Github user jacobwil commented on a diff in the pull request:

    https://github.com/apache/incubator-pirk/pull/111#discussion_r84345174
  
    --- Diff: 
src/main/java/org/apache/pirk/querier/wideskies/encrypt/EncryptQuery.java ---
    @@ -178,11 +217,14 @@ public Querier encrypt(int numThreads) throws 
InterruptedException, PIRException
           {
             // Hash collision
             selectorQueryVecMapping.clear();
    -        hashKey = queryInfo.getHashKey() + ++keyCounter;
    +        hashKey = hashKeyBase + getRandByteString(10);
             logger.debug("index = " + index + "selector = " + selector + " 

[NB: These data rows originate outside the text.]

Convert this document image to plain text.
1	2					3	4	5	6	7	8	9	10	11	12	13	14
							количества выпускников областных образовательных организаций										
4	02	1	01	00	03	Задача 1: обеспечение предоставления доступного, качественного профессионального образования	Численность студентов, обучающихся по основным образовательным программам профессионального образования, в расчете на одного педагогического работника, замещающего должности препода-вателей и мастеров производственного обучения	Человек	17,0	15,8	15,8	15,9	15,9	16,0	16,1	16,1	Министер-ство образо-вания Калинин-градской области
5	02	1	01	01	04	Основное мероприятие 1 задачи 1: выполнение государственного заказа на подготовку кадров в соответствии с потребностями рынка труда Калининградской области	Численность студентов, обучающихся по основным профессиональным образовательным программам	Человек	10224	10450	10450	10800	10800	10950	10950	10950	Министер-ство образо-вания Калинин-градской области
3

hash collision = " + hash + " new key = " + hashKey);
             index = -1;
           }
         }
    +    
    +    // Save off the final hashKey that we ended up using
    +    queryInfo.setHashKey(hashKey);
    --- End diff --
    
    I don't think there's any plausible situation in which the `QueryInfo` 
object is used more than once in a single run of Pirk. Therefore, editing the 
`QueryInfo` shouldn't be a problem. More than one operation on the same 
parameters would be performed using multiple runs of the JAR with the same 
backing properties files. 


> Information leakage through predictable failed hash keys
> --------------------------------------------------------
>
>                 Key: PIRK-74
>                 URL: https://issues.apache.org/jira/browse/PIRK-74
>             Project: PIRK
>          Issue Type: Bug
>            Reporter: Jacob Wilder
>            Assignee: Jacob Wilder
>              Labels: security
>
> Given that “If we have hash collisions over our selector set, we will append 
> integers to the key starting with 0 until we no longer have collisions” if an 
> attacker sees that the hash key is one with integers on the end and the space 
> for selectors is well defined (or the attacker has a hunch about what the 
> actually-selected selector space looks like) they could feed either all or 
> subsets of their probable-selector pool into the keyed hash function given 
> keys with lower integers and look for collisions. The higher the key has been 
> incremented the more leaks possible (it’s unlikely the same two selectors 
> caused collisions with different hash keys).